If it is be presumed, on the grounds of antiquity and craziness in general, that these solar stories are also mock-worthy fictions, then it would also be helpful if we could explain the texts in ways that made the best mundane sense. Then the objective third party has a reasonable choice to make, which story sounds the most reasonable.
I might start with the Age of Reason and which dealt the Church various hits, including the Copernican revelation - a convenient starting point for this kind of 'solar' rebuttal. Chances are good that students would know the general narrative there, at least at the better schools.
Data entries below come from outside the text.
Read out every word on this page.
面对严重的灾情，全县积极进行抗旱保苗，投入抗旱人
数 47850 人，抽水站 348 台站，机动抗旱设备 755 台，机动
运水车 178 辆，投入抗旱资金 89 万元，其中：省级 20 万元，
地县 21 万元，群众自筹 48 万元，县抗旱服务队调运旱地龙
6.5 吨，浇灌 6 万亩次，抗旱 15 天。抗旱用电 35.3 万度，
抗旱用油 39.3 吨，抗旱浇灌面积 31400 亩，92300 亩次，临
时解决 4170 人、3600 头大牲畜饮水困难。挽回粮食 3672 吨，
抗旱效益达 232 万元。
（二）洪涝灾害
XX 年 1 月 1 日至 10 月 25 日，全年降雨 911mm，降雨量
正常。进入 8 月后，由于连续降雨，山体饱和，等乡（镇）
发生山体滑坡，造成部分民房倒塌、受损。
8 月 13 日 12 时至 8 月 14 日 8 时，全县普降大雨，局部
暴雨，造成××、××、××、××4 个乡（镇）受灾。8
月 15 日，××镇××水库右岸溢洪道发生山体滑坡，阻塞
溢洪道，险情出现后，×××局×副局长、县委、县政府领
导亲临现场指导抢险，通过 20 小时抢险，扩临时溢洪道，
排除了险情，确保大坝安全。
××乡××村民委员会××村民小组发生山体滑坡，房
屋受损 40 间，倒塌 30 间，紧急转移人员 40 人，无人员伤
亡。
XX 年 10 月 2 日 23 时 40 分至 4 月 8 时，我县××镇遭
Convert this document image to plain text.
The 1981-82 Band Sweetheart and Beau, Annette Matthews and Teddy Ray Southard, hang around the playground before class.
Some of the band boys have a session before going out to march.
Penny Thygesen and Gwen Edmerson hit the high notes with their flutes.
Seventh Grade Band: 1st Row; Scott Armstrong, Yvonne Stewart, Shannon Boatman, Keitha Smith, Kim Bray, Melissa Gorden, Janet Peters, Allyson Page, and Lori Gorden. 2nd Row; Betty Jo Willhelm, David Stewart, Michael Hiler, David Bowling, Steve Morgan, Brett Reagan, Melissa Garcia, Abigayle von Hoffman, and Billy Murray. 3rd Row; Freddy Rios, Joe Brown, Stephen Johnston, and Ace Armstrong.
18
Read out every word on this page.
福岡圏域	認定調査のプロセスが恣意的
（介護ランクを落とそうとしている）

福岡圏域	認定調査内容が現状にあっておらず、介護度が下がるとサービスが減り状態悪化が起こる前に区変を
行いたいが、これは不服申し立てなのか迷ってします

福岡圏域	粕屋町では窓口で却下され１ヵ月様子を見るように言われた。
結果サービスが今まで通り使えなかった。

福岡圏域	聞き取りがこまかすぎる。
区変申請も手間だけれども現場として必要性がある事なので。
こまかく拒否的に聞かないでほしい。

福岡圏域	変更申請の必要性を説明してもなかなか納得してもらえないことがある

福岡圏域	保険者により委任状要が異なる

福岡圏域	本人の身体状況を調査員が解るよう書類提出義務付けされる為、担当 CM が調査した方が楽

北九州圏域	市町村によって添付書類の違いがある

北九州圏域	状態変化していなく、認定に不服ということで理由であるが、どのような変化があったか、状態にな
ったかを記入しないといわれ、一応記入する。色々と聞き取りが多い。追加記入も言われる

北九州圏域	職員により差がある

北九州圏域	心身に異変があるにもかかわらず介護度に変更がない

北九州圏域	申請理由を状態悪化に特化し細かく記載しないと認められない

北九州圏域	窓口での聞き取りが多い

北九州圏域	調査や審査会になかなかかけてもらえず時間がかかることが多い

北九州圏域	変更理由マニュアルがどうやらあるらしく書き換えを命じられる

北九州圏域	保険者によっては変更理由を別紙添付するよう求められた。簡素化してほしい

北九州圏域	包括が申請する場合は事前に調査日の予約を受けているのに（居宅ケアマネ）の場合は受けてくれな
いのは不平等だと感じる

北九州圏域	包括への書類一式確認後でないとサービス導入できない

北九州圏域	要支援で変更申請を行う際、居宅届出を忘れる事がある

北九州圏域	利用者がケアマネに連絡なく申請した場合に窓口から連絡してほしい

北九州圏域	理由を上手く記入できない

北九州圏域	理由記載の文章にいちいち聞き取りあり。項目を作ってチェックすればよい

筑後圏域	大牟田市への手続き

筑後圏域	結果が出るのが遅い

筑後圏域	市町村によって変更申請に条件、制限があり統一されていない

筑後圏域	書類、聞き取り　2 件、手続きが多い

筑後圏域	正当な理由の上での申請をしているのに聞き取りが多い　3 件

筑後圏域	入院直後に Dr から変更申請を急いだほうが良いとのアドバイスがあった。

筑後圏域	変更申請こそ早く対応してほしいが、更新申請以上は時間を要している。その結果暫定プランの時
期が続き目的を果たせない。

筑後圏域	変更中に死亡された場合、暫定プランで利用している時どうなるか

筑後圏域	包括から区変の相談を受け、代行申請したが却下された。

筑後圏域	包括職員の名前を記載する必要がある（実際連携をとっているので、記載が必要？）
But true students of history, of this 1500AD to now period, like many members of this board are, would have no problem agreeing that the Church had to make room for new institutions which were in many ways more progressive, and that this led to a steady decline of the Church's influence which well underway by the time of the so-called (mock mock) Fatima incident.
And what is more persuasive, a Church concocting a story for the sake of its own survival, in the midst of a threatening demise, or a 'dancing sun'?? For God's sake, people!
And doesn't it make further sense, if that story had desired results - which it did - that the same fiction would be repeated down the line, by the same institution?
That really does 'sound' like the more reasonable explanation. I would have no problem with people who believe that a story was made up, as the rebuttal really does speak to what is to be most expected. However, in this case the evidence is not lost to antiquity, nor has it been refuted or - again to the best of my knowledge - been properly mimicked.
[Whether it has been properly refuted would not close the discussion, as I alluded to earlier, for as I said I have found similar 'supernatural' evidence in other settings, or, to be most correct, what appears to be just that.]
So, to bring this all home, I agree that the story of the Exodus sounds nuts. But when we have things like 'dancing suns' in the modern present, I simply cannot dismiss the notion of parting seas either, on the grounds that something so 'crazy sounding' and very public cannot happen.
But that's just me. Thanks again for laying out your position. It is very well thought out.